For many people, including myself, this double LP was an excellent introduction to the music of Fairport Convention. It has clearly been put together with a great deal of thought and passion, and the fact that it was originally sold at a discounted price made it irresistible.

Beginning with the sleeve, which originally bore a now long lost rosette, the family tree which adorns the outside shows the numerous line ups of the band over the period covered from 1969 to 1973. (Although this album was released in 1972, it includes a track from the then forthcoming album "Rosie".) This period was the most inventive and productive in the entire history of the band, resulting in legendary albums such as "Liege and life" and "Unhalfbricking".

As this compilation is an Island records release, the brief Judy Dibble period is omitted, the story starting here with "Meet on the ledge" from "What we did on out holidays". Thus we are immediately presented with the wonderful voice of the late Sandy Denny, ironically singing a eulogy to another band member tragically killed in a motorway crash. The reflective mood continues with the stunning "Fotheringay", a song about the castle where Mary Queen of Scots was executed, and which later became the name of Denny's short lived band.

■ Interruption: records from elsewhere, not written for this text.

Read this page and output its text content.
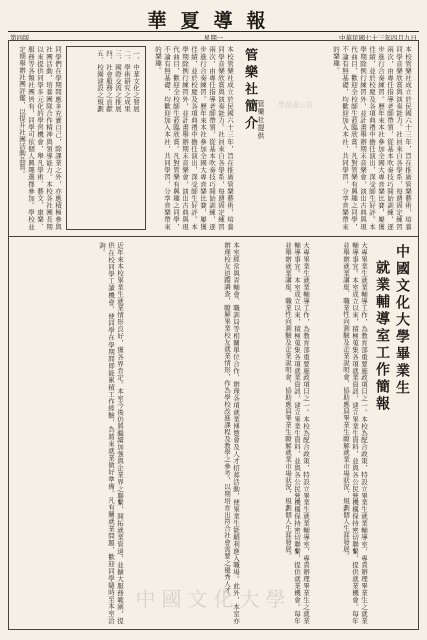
華夏導報
第四版	星期一	中華民國七十三年四月九日
同學們在學期間應多充實自己，除課業之外，亦應積極參與社團活動，培養團隊合作精神與領導能力。本校各社團長期以來提供同學多元化的學習機會，舉凡學術、藝文、康樂、服務等各類社團皆有，同學可依個人興趣選擇參加。學校並定期舉辦社團評鑑，以提升社團活動品質。	一、中華文化之發展
二、學術研究之成果
三、國際交流之推展
四、社會服務之貢獻
五、校園建設之規劃	本校管樂社成立於民國六十三年，旨在推廣管樂藝術，培養同學音樂欣賞與演奏能力。社員來自各學系，每週固定練習兩次，由專任指導老師帶領，從基本吹奏技巧開始訓練，逐步進行合奏練習。歷年來本社參加全國大專音樂比賽，屢獲佳績，並於校慶及各項典禮中擔任演出，深受師生好評。本學期除例行練習外，並計畫舉辦期末音樂會，演出古典與現代曲目，歡迎全校師生蒞臨欣賞。凡對管樂有興趣之同學，不論有無基礎，均歡迎加入本社，共同學習，分享音樂帶來的樂趣。	管樂社簡介 管樂社提供	本校管樂社成立於民國六十三年，旨在推廣管樂藝術，培養同學音樂欣賞與演奏能力。社員來自各學系，每週固定練習兩次，由專任指導老師帶領，從基本吹奏技巧開始訓練，逐步進行合奏練習。歷年來本社參加全國大專音樂比賽，屢獲佳績，並於校慶及各項典禮中擔任演出，深受師生好評。本學期除例行練習外，並計畫舉辦期末音樂會，演出古典與現代曲目，歡迎全校師生蒞臨欣賞。凡對管樂有興趣之同學，不論有無基礎，均歡迎加入本社，共同學習，分享音樂帶來的樂趣。
學務處公告
近年來本校畢業生就業情形良好，獲各界肯定。本室今後仍將繼續加強與企業界之聯繫，開拓就業管道，並擴大服務範圍，提供在校同學工讀機會，使同學在學期間即能累積工作經驗，為將來就業做好準備。凡有關就業問題，歡迎同學隨時至本室洽詢。	本室經常與青輔會、職訓局等相關單位合作，辦理各項就業博覽會及人才招募活動，使畢業生能順利進入職場。此外，本室亦辦理校友追蹤調查，瞭解畢業校友就業情形，作為學校改進課程及教學之參考，以期培育出符合社會需要之優秀人才。	大專畢業生就業輔導工作，為教育部重要施政項目之一。本校為配合政策，特設立畢業生就業輔導室，專責辦理畢業生之就業輔導事宜。本室成立以來，積極蒐集各項就業資訊，建立畢業生資料，並與各公民營機構保持密切聯繫，提供就業機會。每年並舉辦就業講座、職業性向測驗及企業說明會，協助應屆畢業生瞭解就業市場狀況，規劃個人生涯發展。	中國文化大學畢業生
就業輔導室工作簡報
大專畢業生就業輔導工作，為教育部重要施政項目之一。本校為配合政策，特設立畢業生就業輔導室，專責辦理畢業生之就業輔導事宜。本室成立以來，積極蒐集各項就業資訊，建立畢業生資料，並與各公民營機構保持密切聯繫，提供就業機會。每年並舉辦就業講座、職業性向測驗及企業說明會，協助應屆畢業生瞭解就業市場狀況，規劃個人生涯發展。
中國文化大學
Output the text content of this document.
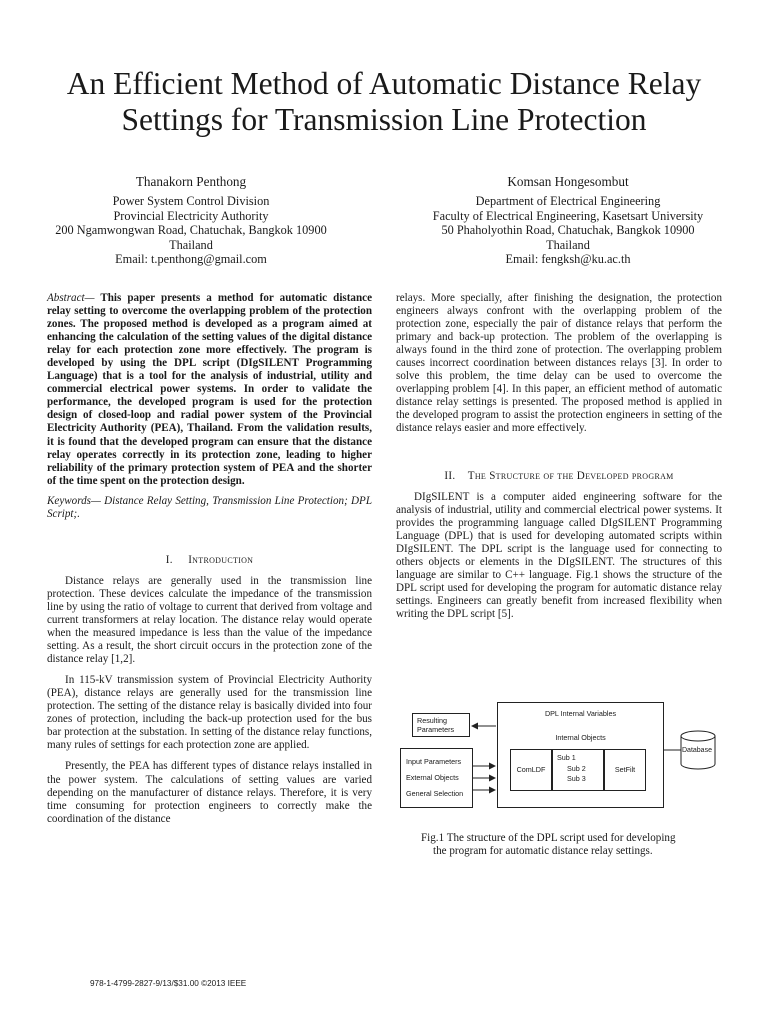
An Efficient Method of Automatic Distance Relay
Settings for Transmission Line Protection
Thanakorn Penthong
Power System Control Division
Provincial Electricity Authority
200 Ngamwongwan Road, Chatuchak, Bangkok 10900
Thailand
Email: t.penthong@gmail.com
Komsan Hongesombut
Department of Electrical Engineering
Faculty of Electrical Engineering, Kasetsart University
50 Phaholyothin Road, Chatuchak, Bangkok 10900
Thailand
Email: fengksh@ku.ac.th

Abstract— This paper presents a method for automatic distance relay setting to overcome the overlapping problem of the protection zones. The proposed method is developed as a program aimed at enhancing the calculation of the setting values of the digital distance relay for each protection zone more effectively. The program is developed by using the DPL script (DIgSILENT Programming Language) that is a tool for the analysis of industrial, utility and commercial electrical power systems. In order to validate the performance, the developed program is used for the protection design of closed-loop and radial power system of the Provincial Electricity Authority (PEA), Thailand. From the validation results, it is found that the developed program can ensure that the distance relay operates correctly in its protection zone, leading to higher reliability of the primary protection system of PEA and the shorter of the time spent on the protection design.

Keywords— Distance Relay Setting, Transmission Line Protection; DPL Script;.

I. Introduction

Distance relays are generally used in the transmission line protection. These devices calculate the impedance of the transmission line by using the ratio of voltage to current that derived from voltage and current transformers at relay location. The distance relay would operate when the measured impedance is less than the value of the impedance setting. As a result, the short circuit occurs in the protection zone of the distance relay [1,2].

In 115-kV transmission system of Provincial Electricity Authority (PEA), distance relays are generally used for the transmission line protection. The setting of the distance relay is basically divided into four zones of protection, including the back-up protection used for the bus bar protection at the substation. In setting of the distance relay functions, many rules of settings for each protection zone are applied.

Presently, the PEA has different types of distance relays installed in the power system. The calculations of setting values are varied depending on the manufacturer of distance relays. Therefore, it is very time consuming for protection engineers to correctly make the coordination of the distance

relays. More specially, after finishing the designation, the protection engineers always confront with the overlapping problem of the protection zone, especially the pair of distance relays that perform the primary and back-up protection. The problem of the overlapping is always found in the third zone of protection. The overlapping problem causes incorrect coordination between distances relays [3]. In order to solve this problem, the time delay can be used to overcome the overlapping problem [4]. In this paper, an efficient method of automatic distance relay settings is presented. The proposed method is applied in the developed program to assist the protection engineers in setting of the distance relays easier and more effectively.

II. The Structure of the Developed program

DIgSILENT is a computer aided engineering software for the analysis of industrial, utility and commercial electrical power systems. It provides the programming language called DIgSILENT Programming Language (DPL) that is used for developing automated scripts within DIgSILENT. The DPL script is the language used for connecting to others objects or elements in the DIgSILENT. The structures of this language are similar to C++ language. Fig.1 shows the structure of the DPL script used for developing the program for automatic distance relay settings. Engineers can greatly benefit from increased flexibility when writing the DPL script [5].

Resulting Parameters
Input Parameters
External Objects
General Selection
DPL Internal Variables
Internal Objects
ComLDF
Sub 1
Sub 2
Sub 3
SetFilt
Database
Fig.1 The structure of the DPL script used for developing
the program for automatic distance relay settings.
978-1-4799-2827-9/13/$31.00 ©2013 IEEE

From a prog perspective, there are three tracks of particular significance here. "A sailor's life" is a loose, meandering piece which runs to over 11 minutes, allowing Richard Thomson considerable space to demonstrate his unique skills. "Matty Groves" sets out as a traditional folk tale, before Dave Swarbrick sets off on a wonderful violin outing. "Sloth" returns to the more maudlin sound for a haunting nine minute piece.

The many remaining tracks cover an amazingly diverse range of sounds, moods, and indeed genres. We have Sandy Denny's heartbreaking ballad, "Who knows where the time goes", a song she originally recorded with the very early Strawbs. Then there's the raucous bar room sing along of Dylan's "Si tu dois partir". From a folk perspective, we have a couple of jigs and reels collections, plus more traditional sounding songs such as "Walk awhile" and "Bonnie black hare", the latter having an extremely dubious lyric!

The most beautiful songs is arguably "Crazy man Michael", a tear-jerking tale of love which was unforgivably left off the CD version of this collection in order to release the collection as a single CD.

During the period covered by the album Sandy Denny left, the band moved in together in a disused pub (The Angel), and Richard Thompson went solo (but remained in the Angel). The band also released their only concept album "Babbacombe Lee". What did not change however was the quality of the music. Every track here is worthy of its place on the compilation, this is one of the finest overviews of any band. Yes, the source material available was of an astonishingly high standard, but the compilers have excelled themselves when it came to both selecting the tracks, and in presenting them in a format which creates a superb continuity.

If you only ever buy one Fairport Convention album, this is the one to go for.